Early Bloomers

It’s the first of March and spring is in the air in Washington. This morning, with the sun shining and small clouds skittering across a blue sky, it was easier to see a shift in the seasons and warmer days ahead. Soon there’ll be buds shooting off the branches and sharp green blades rising out of the ground, followed by the popping of thousands of colored buds. One poet capturing our sense of the expectation at this time is the English Romantic William Wordsworth (1770 – 1850). Here’s his poem,  A Change in the Year:

It is the first mild day of March:
Each minute sweeter than before,
The redbreast sings from the tall larch
That stands beside our door.

There is a blessing in the air,
Which seems a sense of joy to yield
To the bare trees, and mountains bare;
And grass in the green field.

In honor of an imminent bursting into floral life is today’s pick, Still Life with Flowers and Fruit (c. 1715) by the Dutch artist Jan van Huysum (1682 – 1749). Coming from a family of artists (his father and three brothers were also painters), van Huysum established a reputation as the leading still-life painter of his time. This work showcases his virtuoso skills as an artist. It shows a wild and abundant profusion of blooming flowers, reaching and tumbling out of a terra-cotta vase set on a ledge. There is little sense of recession, with the flowers right up against the picture plane, and that foreground muddle of ripe-to-eat peaches and grapes looking set to spill into our world. There are a few ribbon-like leaves and long, tracing tendrils that lace over the bunch, rhythmically whirling the composition into a spin. These sweeping lines bind the work together and lead the eye from bloom to bloom. Although trained by his father, van Huysum learned how to gather this kind of composition from a couple of other Dutch artists, Jan Davidsz de Heem (1606 – 1684) and Willem van Aelst (1626 – 1683).

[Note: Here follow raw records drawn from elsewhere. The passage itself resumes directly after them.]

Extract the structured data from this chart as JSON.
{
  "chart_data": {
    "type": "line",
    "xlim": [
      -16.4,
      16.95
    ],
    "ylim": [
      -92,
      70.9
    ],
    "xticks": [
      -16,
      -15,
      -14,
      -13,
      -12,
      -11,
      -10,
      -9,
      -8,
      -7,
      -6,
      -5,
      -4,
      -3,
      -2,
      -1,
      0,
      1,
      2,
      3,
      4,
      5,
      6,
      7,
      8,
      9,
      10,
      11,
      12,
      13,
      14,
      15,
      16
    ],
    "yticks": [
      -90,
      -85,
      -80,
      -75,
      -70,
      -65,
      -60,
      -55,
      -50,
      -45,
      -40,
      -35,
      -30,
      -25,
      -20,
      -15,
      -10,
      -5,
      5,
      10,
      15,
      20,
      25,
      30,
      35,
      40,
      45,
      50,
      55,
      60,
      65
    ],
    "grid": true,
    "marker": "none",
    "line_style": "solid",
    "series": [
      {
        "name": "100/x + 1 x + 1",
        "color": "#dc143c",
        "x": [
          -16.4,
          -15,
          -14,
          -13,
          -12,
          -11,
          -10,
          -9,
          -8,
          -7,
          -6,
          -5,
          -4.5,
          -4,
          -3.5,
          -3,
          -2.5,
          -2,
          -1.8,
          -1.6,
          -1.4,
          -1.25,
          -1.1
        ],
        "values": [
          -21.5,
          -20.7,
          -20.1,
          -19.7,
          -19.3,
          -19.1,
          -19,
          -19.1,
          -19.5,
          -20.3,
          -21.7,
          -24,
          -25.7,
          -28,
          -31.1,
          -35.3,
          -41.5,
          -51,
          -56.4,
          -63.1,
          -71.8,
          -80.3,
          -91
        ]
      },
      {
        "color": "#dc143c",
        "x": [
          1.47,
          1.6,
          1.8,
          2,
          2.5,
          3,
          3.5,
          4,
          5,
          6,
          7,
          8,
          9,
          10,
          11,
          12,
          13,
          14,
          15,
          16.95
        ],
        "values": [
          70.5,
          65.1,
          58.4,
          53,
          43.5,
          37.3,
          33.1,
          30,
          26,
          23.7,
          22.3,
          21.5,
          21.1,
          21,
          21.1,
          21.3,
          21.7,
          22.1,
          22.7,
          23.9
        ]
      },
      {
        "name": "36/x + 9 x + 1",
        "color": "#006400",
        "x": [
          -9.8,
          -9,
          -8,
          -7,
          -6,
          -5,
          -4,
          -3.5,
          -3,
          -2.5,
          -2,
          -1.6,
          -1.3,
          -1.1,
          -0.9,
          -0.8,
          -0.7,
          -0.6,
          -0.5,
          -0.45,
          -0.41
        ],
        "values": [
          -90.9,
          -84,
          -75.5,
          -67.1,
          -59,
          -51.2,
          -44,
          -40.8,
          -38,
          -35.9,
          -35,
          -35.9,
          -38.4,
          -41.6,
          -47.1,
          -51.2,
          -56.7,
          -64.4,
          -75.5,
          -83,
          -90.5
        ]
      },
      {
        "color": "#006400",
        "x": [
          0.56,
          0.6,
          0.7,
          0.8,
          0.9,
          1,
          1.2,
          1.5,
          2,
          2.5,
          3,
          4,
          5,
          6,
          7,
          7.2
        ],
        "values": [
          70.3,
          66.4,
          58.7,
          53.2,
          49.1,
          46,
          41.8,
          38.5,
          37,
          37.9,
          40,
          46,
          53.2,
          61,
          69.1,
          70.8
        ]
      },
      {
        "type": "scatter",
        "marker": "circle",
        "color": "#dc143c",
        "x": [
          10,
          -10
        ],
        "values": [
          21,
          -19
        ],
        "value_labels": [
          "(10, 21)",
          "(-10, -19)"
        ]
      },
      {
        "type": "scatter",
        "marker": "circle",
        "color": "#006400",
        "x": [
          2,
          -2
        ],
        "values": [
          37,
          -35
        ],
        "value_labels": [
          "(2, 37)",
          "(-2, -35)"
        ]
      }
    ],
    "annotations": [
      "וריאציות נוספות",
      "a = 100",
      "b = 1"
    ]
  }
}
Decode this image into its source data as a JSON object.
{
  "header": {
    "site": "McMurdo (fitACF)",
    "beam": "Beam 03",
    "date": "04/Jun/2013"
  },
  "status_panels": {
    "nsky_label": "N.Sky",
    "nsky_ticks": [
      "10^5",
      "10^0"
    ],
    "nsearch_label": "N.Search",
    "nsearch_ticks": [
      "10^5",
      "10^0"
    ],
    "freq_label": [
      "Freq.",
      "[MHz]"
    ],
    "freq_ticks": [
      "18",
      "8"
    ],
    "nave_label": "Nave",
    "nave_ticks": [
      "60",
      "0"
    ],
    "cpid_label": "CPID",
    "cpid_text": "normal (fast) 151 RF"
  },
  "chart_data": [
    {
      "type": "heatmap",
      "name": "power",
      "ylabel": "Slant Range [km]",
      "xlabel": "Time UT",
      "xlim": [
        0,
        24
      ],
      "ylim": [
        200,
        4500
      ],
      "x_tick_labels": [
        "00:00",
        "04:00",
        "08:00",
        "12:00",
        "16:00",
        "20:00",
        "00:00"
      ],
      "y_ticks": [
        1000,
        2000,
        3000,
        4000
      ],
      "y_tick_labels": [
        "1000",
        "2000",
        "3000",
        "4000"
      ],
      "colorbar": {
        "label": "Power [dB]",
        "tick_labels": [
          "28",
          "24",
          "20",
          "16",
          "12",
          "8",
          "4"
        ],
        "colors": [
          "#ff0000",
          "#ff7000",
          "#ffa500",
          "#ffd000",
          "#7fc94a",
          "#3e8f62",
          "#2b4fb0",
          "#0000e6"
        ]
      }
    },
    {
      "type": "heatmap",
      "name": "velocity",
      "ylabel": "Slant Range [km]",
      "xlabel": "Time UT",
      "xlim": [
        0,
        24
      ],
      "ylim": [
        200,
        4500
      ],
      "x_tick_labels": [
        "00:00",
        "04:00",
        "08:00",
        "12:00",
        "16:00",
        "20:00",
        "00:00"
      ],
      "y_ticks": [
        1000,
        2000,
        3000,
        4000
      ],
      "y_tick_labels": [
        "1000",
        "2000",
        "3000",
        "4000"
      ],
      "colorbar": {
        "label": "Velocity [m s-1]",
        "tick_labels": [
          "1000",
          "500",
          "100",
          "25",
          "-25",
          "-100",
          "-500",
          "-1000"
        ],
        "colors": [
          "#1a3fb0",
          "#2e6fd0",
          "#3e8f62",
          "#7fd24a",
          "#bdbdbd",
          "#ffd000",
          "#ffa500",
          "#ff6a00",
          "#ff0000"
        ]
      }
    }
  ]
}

Jan van Huysum was secretive in his work, so much so that not even his brothers were allowed in his studio, for fear they might see how he purified and applied his colors and achieved such clarity in detail. Looking over this work inch-by-inch, we quickly get a measure of his technical abilities. The analysis of different flower-heads is so close and acute that he has no trouble bringing the look and feel of the plants to life on the canvas. From the light, papery petals of the peonies, to the waxy, falling folds of a tulip, it’s a tour de force in verisimilitude. Here and there, tiny dew drops sit globular and translucent on leaves. Spot too the insects buzzing around, such as flies on the fruit and butterflies skirting at the edges, each one minutely and painstakingly rendered.

Like one of his artistic models Willem van Aelst, van Huysum often painted flowers that don’t all bloom at the same time. So here we have asters, carnations, hollyhocks, hyacinths, irises, poppies, roses and tulips all bundled together. While he did at times work from earlier drawings he’d done, van Huysum seems to have preferred studying flowers from life, spending time each summer in Haarlem, then as now a horticultural center. In fact, in one letter to a patron van Huysum wrote how he couldn’t complete a still-life that included a yellow rose until it blossomed in the early months of the following year. We now know how the artist must have felt, waiting with bated breath for the first unfurling signs of spring.